Le résultat est un immense WTF, comme on dit à Toronto.

Shree Paradkar, chroniqueuse race et genre au Toronto Star, plonge dans la soue dès le début du débat : « J’aurais beaucoup plus de sympathie pour les Québécois s’ils avaient les mêmes préoccupations pour les langues autochtones… »

Tout de suite, ici, le cliché : s’il est vrai que le Québec est le château fort du français dans ce pays, il y a des francophones hors du Québec. Franco-Colombiens, Franco-Manitobains, Fransaskois, Franco-Ontariens, Acadiens : il y a des francophones partout. La chroniqueuse race and gender du Star l’ignore ou s’en sacre.
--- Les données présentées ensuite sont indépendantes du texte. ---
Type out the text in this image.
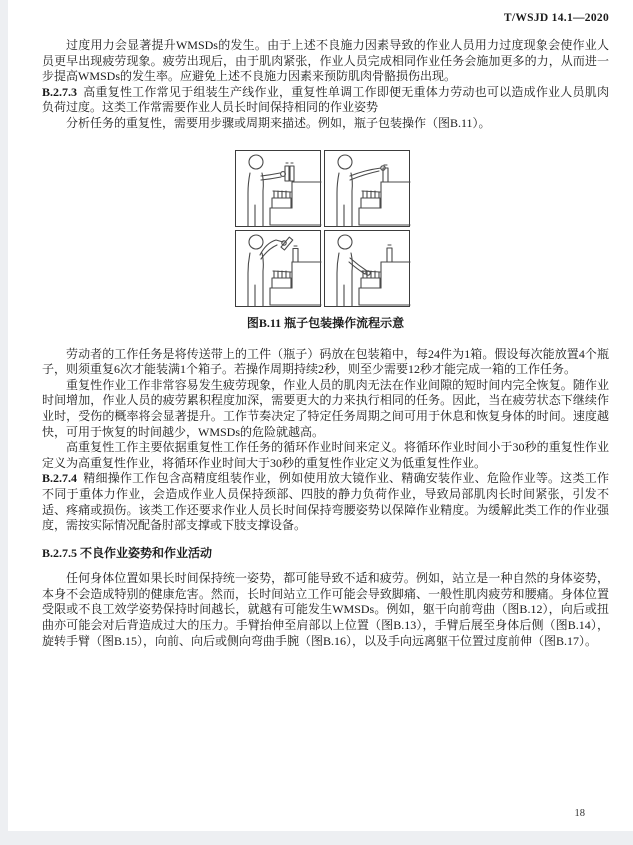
T/WSJD 14.1—2020

过度用力会显著提升WMSDs的发生。由于上述不良施力因素导致的作业人员用力过度现象会使作业人员更早出现疲劳现象。疲劳出现后，由于肌肉紧张，作业人员完成相同作业任务会施加更多的力，从而进一步提高WMSDs的发生率。应避免上述不良施力因素来预防肌肉骨骼损伤出现。

B.2.7.3 高重复性工作常见于组装生产线作业，重复性单调工作即便无重体力劳动也可以造成作业人员肌肉负荷过度。这类工作常需要作业人员长时间保持相同的作业姿势

分析任务的重复性，需要用步骤或周期来描述。例如，瓶子包装操作（图B.11）。

图B.11 瓶子包装操作流程示意

劳动者的工作任务是将传送带上的工件（瓶子）码放在包装箱中，每24件为1箱。假设每次能放置4个瓶子，则须重复6次才能装满1个箱子。若操作周期持续2秒，则至少需要12秒才能完成一箱的工作任务。

重复性作业工作非常容易发生疲劳现象，作业人员的肌肉无法在作业间隙的短时间内完全恢复。随作业时间增加，作业人员的疲劳累积程度加深，需要更大的力来执行相同的任务。因此，当在疲劳状态下继续作业时，受伤的概率将会显著提升。工作节奏决定了特定任务周期之间可用于休息和恢复身体的时间。速度越快，可用于恢复的时间越少，WMSDs的危险就越高。

高重复性工作主要依据重复性工作任务的循环作业时间来定义。将循环作业时间小于30秒的重复性作业定义为高重复性作业，将循环作业时间大于30秒的重复性作业定义为低重复性作业。

B.2.7.4 精细操作工作包含高精度组装作业，例如使用放大镜作业、精确安装作业、危险作业等。这类工作不同于重体力作业，会造成作业人员保持颈部、四肢的静力负荷作业，导致局部肌肉长时间紧张，引发不适、疼痛或损伤。该类工作还要求作业人员长时间保持弯腰姿势以保障作业精度。为缓解此类工作的作业强度，需按实际情况配备肘部支撑或下肢支撑设备。

B.2.7.5 不良作业姿势和作业活动

任何身体位置如果长时间保持统一姿势，都可能导致不适和疲劳。例如，站立是一种自然的身体姿势，本身不会造成特别的健康危害。然而，长时间站立工作可能会导致脚痛、一般性肌肉疲劳和腰痛。身体位置受限或不良工效学姿势保持时间越长，就越有可能发生WMSDs。例如，躯干向前弯曲（图B.12），向后或扭曲亦可能会对后背造成过大的压力。手臂抬伸至肩部以上位置（图B.13），手臂后展至身体后侧（图B.14），旋转手臂（图B.15），向前、向后或侧向弯曲手腕（图B.16），以及手向远离躯干位置过度前伸（图B.17）。

18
Lainey Lui a ensuite cité le tweet d’une téléspectatrice – Collette – qui disait qu’il fallait se soucier « 1000 fois plus » des langues autochtones « que nous n’entendrons plus jamais » que du sort du français dans ce pays…

Gros, gros soupir, ici : le fait français est soluble dans le Canada, c’est une évidence statistique depuis un siècle. Si ce pays a historiquement réussi à saper la langue d’un des deux peuples fondateurs en tolérant des lois racistes – comme le Règlement 17 qui a interdit en Ontario en 1912 l’enseignement du français –, imaginez à quel point les langues autochtones n’ont pas pesé lourd dans la balance.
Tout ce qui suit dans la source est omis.